Friday, February 10, 2012

Got a Costco membership? Got dry lips? Get these

I always read e-mails from Costco. You never know what great deal is lurking at the bottom of that crowded e-blast. Like today, for example:

If you live in Regular America, shipping is free. If you live in a Freak State, there's a shipping charge, but because it's Costco, it's super minimal. I dropped these in my cart and signed in just to see what they would charge, and the answer turned out to be $1.79. So even with the shipping charge, these work out to be significantly under their usual retail price of about $3.50 each. 

These eos lip balms, if you haven't tried them, are pretty great. I have Summer Fruit and Sweet Mint (both included in the Costco deal), and the flavor is really nice. They're also phthalate-, paraben- and petrolatum-free and packed with nice natural moisturizing ingredients. Plus the cute little round shape is fun. They're almost egg-shaped, so you could hold on to them until Easter and dress them up for gifts. Or you could do what I would do and just hog them all for yourself.

It's a good thing I didn't go looking for these on, because I never would have thought to check in "non-prescription remedies," which is where they're categorized (rather than under "cosmetics," which is where I would have gone). I did find something else interesting under "cosmetics," though: a Dior palette for $49.99.

Oh, Costco. You never fail to surprise me.

Sunday, February 5, 2012

Reader Q&A: DIY home skincare

Dear Below Freezing Beauty,
My skin is *so* bad. I've been terrible about taking off my makeup before sleep lately. My diet has been not at all nutritious and stress abounds. I used my tried and true Yes to Tomatoes mud mask last night with none of the usual results. The market for beauty products is limited where I live. Is there something I can whip up the kitchen to repair this mess?
Sincerely, Desperately Researching A Breakthrough

Hey, DRAB, you just described my skincare routine for large chunks of last year. Despite the fact that one of my 2011 beauty resolutions was to get my skin under control, I was also stressed out and planning a wedding and... well, this isn't about me. (I also didn't yet master false lashes. That's a 2012 task.)

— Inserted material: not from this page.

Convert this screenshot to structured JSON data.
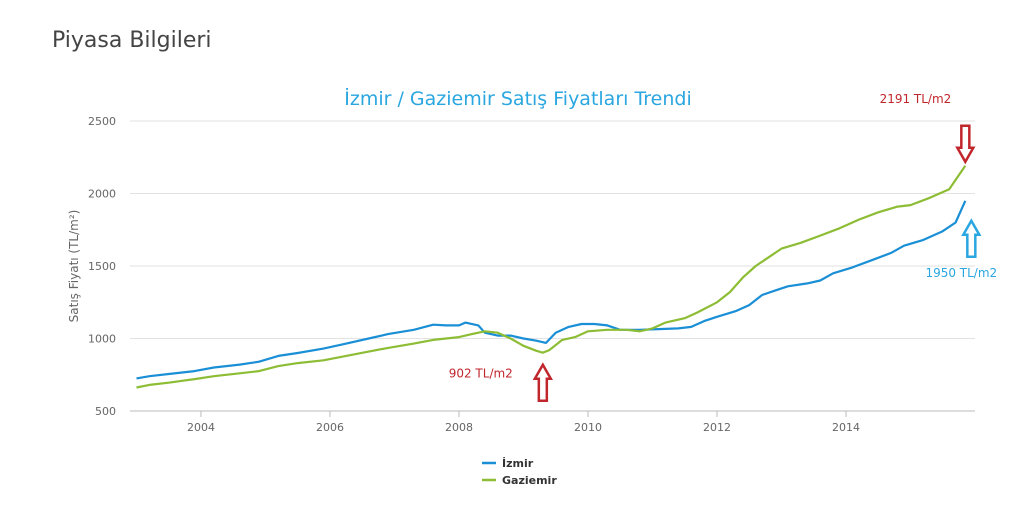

YES, there are ingredients in your kitchen right now that can help out your skin. The hard thing is figuring out which ones work for you. The Internet is packed with recipes and video tutorials for DIY facials and masks. Some of them seem like pure nonsense. And even the ones that are based on actual science will also be more or less effective depending on your skin type. But here are a few I've tried and can recommend.


Here's something you maybe didn't know (I know I didn't): Salicylic acid, which is used in many acne treatments, is the chemical basis for aspirin. I'm not a scientist, so this is by no means a precise description, but basically, aspirin is synthesized from salicylic acid. Anyway, regardless of what the science is exactly,  lots of people swear by aspirin masks for acne-prone skin. You can mix it with tea tree oil, honey or aloe, depending on your specific needs, or you can just use water, which is what I tried. There's a great long thread about aspirin treatments on Makeupalley. (You may have to register to read it. Go for it. It's free, it's a great resource, and they never bug you with spam.) Some people also use Excedrin because it contains caffeine (good for under the eyes) in addition to aspirin.

I picked up a bottle of uncoated generic aspirin at my local drugstore for a couple of bucks, and then finely ground a small handful of pills with the chopper attachment of my hand blender. You could also just whack them with a rolling pin or mortar and pestle, I suppose, but I'm lazy and happened to have the perfect appliance on hand, so I used it. (I also didn't want a lot of big chunks left over.) I mixed the powder with a little bit of water to make a paste, rubbed it all over my face, and let it sit for about 20 minutes. Then I rinsed it off with some warm water, rubbing gently as I went to exfoliate.

I wouldn't say I saw immediate results with my aspirin mask, but my face felt clean, and it didn't irritate my skin. Since it's cheap and easy, I'll definitely try it again, although I think I'll wait a few days, since I could see it being overly drying if used too often.

Baking soda

I've seen some videos on YouTube about using baking soda for skincare, but I've always held off because baking soda has just seemed too harsh to put on my face. It's cheap and readily available, though, so I figured I'd give it a go as a spot treatment. I mixed a few drops of water into about a half teaspoon of baking soda, dabbed it on a couple of zits and let it sit for about 30 minutes.

This? Actually worked really nicely for me. They didn't disappear or anything, but I could tell it definitely sucked some moisture out of them, and the next day the spots were smaller and less red. I still don't think I'll be rubbing baking soda all over my face, but I could see using it to stand in for my usual overnight spot treatment, Mario Badescu Drying Lotion. There's a great Makeupalley thread on baking soda as well.

Apple cider vinegar mask and toner

I've shared this video before, but this mask did really work nicely for me. Plus the girl in the video has such a cute Belfast accent. This tutorial also uses green tea, sugar and honey.